City Bank Farmers Trust Co. v. 7 East 44th Street Corp.

167 Misc. 245 | N.Y. Sup. Ct. | 1938

Church, J.

This is an action for a declaratory judgment. The plaintiffs are the owners of the fee of premises 7-9-11 East Forty-fourth street, borough of Manhattan, which premises are improved with an eighteen-story office building. The defendant is the tenant under a ground lease. On October 1,1936, the defendant defaulted in paying the rent due on the ground lease in the sum of $4,166.67 for the then current month, and has since been in default. To secure the plaintiffs for rent arrears, the defendant on or about December 8, 1936, executed to the plaintiffs an assignment of rents, and the plaintiffs have been acting under such assignment since its execution.

On June 15, 1936, one of the subtenants on the premises, Hale Desk Company, went into bankruptcy. On August 4,1936, defendant filed a claim in bankruptcy for $2,916.67 for unpaid rent for the month of July, 1936, and for damage for breach of lease in the sum of $35,000. The lease with the Hale Desk Company was disaffirmed by the receiver in bankruptcy on or about July 25, 1936.

The plaintiffs contend that the assignment dated December 8, 1936, includes an assignment of the claim of the defendant against the bankrupt estate. The assignment in question was given to secure to the plaintiffs the rent and other obligations due to the plaintiffs under the ground lease entered into with predecessors of the defendant, and recites that the defendant desires that the plaintiffs as assignees take possession of the premises and collect the rents, issues and profits thereof, and all income derived from the operation thereof in order to insure the application thereof to the payment of the ground rent and taxes and the ground rent and taxes which should hereafter accrue and, thereafter, for the benefit of the holders of the bonds secured by the mortgage executed and delivered by the defendant to the Sterling National Bank and Trust Company of New York as trustee.

*247The assignment recites that the defendant sells, assigns, transfers and sets over ” unto the plaintiffs “ all of the rents, issues, profits and income of and from the said premises, past due and now payable, and/or hereafter to accrue or become due from the said premises, or from any part or parts thereof,” and the defendant ■ thereby assigned to the plaintiffs “ all of the leases, rental agreements and contracts now or hereafter in existence and affecting the said premises and the rents, issues and profits thereof,” and agreed to deliver to the plaintiffs upon demand any and all such leases, rental agreements, and contracts with specific assignments of each, and all in satisfactory form.

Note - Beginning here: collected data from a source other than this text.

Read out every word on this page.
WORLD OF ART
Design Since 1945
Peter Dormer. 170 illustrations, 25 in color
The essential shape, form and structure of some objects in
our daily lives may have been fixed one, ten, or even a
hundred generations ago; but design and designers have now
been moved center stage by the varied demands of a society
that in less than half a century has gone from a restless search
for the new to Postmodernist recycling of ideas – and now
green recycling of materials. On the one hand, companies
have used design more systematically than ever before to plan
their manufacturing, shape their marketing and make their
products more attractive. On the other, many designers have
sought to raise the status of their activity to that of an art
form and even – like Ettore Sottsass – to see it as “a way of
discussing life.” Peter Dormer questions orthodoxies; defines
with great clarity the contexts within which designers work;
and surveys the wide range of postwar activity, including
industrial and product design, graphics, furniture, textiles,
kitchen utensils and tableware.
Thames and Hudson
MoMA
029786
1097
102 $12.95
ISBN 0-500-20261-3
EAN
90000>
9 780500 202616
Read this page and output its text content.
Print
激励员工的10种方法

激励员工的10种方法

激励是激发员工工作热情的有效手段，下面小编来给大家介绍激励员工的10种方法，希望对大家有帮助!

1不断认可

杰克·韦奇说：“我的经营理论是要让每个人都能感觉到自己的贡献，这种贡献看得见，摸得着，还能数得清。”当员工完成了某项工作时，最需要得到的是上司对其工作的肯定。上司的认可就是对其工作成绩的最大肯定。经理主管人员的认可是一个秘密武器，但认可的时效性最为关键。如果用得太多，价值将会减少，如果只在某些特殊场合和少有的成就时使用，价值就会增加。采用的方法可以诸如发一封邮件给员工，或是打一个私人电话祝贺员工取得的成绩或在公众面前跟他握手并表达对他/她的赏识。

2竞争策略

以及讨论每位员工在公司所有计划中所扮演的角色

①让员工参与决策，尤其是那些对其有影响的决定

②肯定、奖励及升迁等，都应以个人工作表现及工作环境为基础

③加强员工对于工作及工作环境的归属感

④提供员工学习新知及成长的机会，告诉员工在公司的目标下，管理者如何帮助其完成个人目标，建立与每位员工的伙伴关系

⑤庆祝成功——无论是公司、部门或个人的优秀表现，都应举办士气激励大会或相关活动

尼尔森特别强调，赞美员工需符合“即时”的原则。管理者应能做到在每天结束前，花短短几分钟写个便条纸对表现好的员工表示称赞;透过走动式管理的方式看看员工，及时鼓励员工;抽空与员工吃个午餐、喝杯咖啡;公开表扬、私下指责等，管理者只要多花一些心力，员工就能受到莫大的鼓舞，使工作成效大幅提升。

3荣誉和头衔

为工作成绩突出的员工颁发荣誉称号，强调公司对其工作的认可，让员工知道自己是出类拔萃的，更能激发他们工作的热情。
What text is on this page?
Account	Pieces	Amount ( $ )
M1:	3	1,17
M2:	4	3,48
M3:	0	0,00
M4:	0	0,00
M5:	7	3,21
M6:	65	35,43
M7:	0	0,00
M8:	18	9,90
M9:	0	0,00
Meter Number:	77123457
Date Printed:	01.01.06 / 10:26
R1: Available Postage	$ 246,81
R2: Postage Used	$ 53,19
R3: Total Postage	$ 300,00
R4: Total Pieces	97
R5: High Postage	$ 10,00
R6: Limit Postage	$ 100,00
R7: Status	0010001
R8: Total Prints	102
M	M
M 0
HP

The present action seeks a judgment declaring the rights and legal relations of the parties with reference to the claim filed in the bankruptcy proceedings and to any sums received therefrom. Plaintiffs also seek to enjoin defendant from disposing of any proceeds, dividends or other payments on the claim. The contention of the defendant that this action is barred because plaintiffs may have other remedies adequate to the situation existing between these parties is not supported by the authorities cited in support of the argument. The controversy here is peculiarly of the type due to the interests of the owners of the bonds secured by the mortgage, which warrants the exercise of discretion by this court and the entertaining of jurisdiction in this action for a declaratory judgment. (Woollard v. Schaffer Stores Co., Inc., 272 N. Y. 304, and cases there cited.)

The extremely broad terminology employed in the wording of the assignment as well as the circumstances under which it was given indicates that the parties thereto contemplated that the plaintiffs were to receive all monetary gain derived from the premises. No valid reason is advanced for constricting the meaning of the phrase rents, issues, profits and income of and from the said premises past due and now payable, and/or hereafter to accrue or become due from the said premises.”

Neither is it necessary to be decided with complete finality whether moneys received from the bankruptcy claim in addition to the unpaid rentals for the month of July, 1936, come within the technical meaning of the word “ rent ” or whether they are strictly “ damages.” (Kottler v. New York Bargain House, Inc., 242 N. Y. 28.) In any event and regardless of what classification is adopted, the assignment is sufficiently broad to include any payments made on the claim.

Proposed findings and conclusions have been passed upon as indicated on the margin. Settle decision and judgment in exact accordance therewith.